Taşköprülü sarımsak üreticisi ektiğini satabilecek mi yoksa Gökırmak’a mı dökecek bu endişeyle başını yastığa koyarken, Çin’den ithal edilen sarımsak öyle büyük bir tehlikeyi de beraberinde getirmiştir ki aromasıyla övündüğümüz Taşköprü sarımsağı dahil sarımsakta yerel çeşitlilik neredeyse bugün tükenme noktasına ulaşmıştır.
Tamamı ithalata dayalı olan ve dövize bağlı olarak fiyatı artan tohum, ilaç, gübre ve mazot gibi girdilerin fiyatında yüzde 100'e varan artışlar olmasına rağmen ton başına buğday alım fiyatında yüzde 29, arpada ise yüzde 33 artış ancak yapılmıştır.
Çiftçi buğdayını 2019 yılında kilosu 1 lira 35 kuruştan satacaktır. Geçen yılki fiyatı 1 lira 5 kuruş olan buğdayın yeni fiyatı kur farkı dikkate alındığında aslında yaklaşık yüzde 14 düşmüştür. Dünya fiyatlarının altında bir fiyatla üretici bugün resmen ezdirilmektedir.
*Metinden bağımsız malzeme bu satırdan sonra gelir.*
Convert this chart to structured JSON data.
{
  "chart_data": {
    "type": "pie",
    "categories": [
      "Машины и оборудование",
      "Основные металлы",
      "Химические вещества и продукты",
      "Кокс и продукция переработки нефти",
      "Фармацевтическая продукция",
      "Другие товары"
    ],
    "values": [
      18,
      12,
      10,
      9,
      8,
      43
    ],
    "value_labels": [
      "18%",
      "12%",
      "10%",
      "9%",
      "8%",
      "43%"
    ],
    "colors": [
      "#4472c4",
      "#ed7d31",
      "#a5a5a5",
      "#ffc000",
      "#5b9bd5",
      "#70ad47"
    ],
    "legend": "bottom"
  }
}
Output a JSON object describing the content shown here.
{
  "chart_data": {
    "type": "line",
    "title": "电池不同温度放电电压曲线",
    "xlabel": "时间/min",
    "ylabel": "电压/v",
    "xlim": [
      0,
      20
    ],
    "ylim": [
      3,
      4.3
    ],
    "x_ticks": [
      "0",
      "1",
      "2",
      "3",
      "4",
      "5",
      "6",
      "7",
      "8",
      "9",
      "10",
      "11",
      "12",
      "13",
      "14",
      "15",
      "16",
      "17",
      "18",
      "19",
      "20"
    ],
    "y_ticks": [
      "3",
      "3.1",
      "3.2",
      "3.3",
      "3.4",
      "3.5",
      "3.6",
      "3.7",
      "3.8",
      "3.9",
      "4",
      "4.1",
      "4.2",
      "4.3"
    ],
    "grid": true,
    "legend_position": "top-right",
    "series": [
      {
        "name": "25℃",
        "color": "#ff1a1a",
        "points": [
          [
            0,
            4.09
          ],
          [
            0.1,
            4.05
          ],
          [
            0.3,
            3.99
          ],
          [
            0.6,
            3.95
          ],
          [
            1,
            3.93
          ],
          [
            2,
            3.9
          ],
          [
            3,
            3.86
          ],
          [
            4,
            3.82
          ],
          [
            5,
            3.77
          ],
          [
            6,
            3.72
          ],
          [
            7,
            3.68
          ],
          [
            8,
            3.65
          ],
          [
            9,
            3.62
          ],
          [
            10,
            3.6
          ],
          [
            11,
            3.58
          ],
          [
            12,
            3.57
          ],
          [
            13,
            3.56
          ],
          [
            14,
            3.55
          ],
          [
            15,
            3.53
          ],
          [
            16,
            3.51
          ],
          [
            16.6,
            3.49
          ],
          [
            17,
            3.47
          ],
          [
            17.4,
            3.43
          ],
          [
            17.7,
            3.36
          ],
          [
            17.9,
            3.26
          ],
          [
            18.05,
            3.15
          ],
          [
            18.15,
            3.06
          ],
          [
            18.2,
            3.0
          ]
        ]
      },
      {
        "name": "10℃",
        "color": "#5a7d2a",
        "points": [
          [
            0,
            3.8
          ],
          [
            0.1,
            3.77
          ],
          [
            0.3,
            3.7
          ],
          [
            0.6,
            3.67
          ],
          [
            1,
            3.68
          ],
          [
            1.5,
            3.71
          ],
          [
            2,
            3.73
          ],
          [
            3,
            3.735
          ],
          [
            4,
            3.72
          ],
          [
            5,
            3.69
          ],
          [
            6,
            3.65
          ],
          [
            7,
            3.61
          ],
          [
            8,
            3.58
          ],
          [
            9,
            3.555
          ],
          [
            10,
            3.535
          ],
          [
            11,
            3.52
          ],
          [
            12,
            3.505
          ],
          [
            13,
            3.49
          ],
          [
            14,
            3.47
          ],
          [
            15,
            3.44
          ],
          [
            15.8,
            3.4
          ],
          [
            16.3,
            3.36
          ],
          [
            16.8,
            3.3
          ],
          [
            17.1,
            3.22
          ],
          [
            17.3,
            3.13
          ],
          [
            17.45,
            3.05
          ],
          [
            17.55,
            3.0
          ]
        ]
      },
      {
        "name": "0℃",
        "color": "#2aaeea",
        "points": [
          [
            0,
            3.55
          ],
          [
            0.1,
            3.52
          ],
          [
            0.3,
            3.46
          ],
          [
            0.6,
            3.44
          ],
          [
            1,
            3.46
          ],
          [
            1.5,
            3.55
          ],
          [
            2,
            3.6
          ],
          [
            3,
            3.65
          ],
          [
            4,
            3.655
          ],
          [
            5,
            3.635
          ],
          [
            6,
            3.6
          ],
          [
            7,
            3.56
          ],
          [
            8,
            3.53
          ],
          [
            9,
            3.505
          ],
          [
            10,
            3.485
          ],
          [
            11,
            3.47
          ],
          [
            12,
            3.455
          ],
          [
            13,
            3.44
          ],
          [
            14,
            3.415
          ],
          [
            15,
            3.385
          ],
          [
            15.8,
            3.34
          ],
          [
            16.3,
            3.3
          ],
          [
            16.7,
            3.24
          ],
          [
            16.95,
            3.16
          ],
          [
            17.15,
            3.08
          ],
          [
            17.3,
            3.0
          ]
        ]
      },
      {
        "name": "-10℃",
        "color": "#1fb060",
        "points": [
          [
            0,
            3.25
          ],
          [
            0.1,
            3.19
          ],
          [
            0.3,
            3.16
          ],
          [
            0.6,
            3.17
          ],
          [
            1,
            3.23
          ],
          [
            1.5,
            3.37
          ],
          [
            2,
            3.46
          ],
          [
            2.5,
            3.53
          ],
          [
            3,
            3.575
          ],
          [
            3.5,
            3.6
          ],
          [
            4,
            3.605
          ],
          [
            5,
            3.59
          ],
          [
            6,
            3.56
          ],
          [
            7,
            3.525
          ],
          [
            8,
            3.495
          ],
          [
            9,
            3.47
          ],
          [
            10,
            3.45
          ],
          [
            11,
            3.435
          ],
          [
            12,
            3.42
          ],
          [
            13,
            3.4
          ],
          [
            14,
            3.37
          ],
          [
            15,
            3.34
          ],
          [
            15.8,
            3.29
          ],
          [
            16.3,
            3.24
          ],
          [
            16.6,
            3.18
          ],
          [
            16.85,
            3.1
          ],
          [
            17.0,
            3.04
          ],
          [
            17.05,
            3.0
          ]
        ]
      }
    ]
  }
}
TMO’nun üreticinin elindeki ürünün tamamını almadığı da göz önüne getirildiğinde, aslında üreticiye verilen bir fiyat garantisi olmadığı görülmektedir. Üretici yine ürününü serbest piyasada daha düşük bir fiyatla satmak zorunda kalacaktır.
Buğdayda alım fiyatını beklentinin çok altında açıklayan AKP hükümetinin 31 Aralık 2018 tarihi itibariyle belli olması gereken 2019 yılı pancar fiyatıyla ilgili 6 aydır sessizliğini koruması kabul edilebilir değildir. Şeker pancarı üreticisini yıllardır belirsizlikle baş başa bırakıp, fabrikayı satmak için elinden geleni yapan iktidar, özelleştirme kararından dönmeyeceğini bir kez daha göstermiştir.
AKP hükümetlerinin ithalata dayalı tarım politikalarıyla ülkenin gıda güvenliğini tehlikeye atmaktan çekinmediği, müjde diye açıklanan buğday alım fiyatlarının ithalat lobisine göre belirlendiği açıktır.
Geleceğimiz için, üreten bir Türkiye için bin bir çeşit ürünü üretme potansiyeline sahip topraklarımıza, çiftçimize sahip çıkmalıyız. Ürettiğini yok pahasın satan, geçimini sürdüremeyip, köyünden göç etmek zorunda kalan çiftçilerimizin, üretim gücüne devlet desteği, ÖTV, KDV’siz mazot ve üretime dayalı tarım politikasını mutlaka uygulamalıyız.
Biliyoruz ki satamadığımız ürün bizim değildir. Dışa bağımlı politikalara son verip üreten Türkiye’yi yeniden yaratmalıyız.
Tarım yeniden ayağa kaldırılmadan, ekonomideki kırılganlıkların giderilmesi ve ülke ekonomisinin güçlendirilmesi mümkün değildir. Gelecek tanzim satış noktalarında değil; çiftçinin nasırlı ellerindedir. İçinde bulunduğu zor koşullara ve her geçen gün artan sorunlara rağmen üretmeye devam eden emeği ve alın teriyle toprağımıza değer katan çiftçilerimizin günü kutlu olsun.”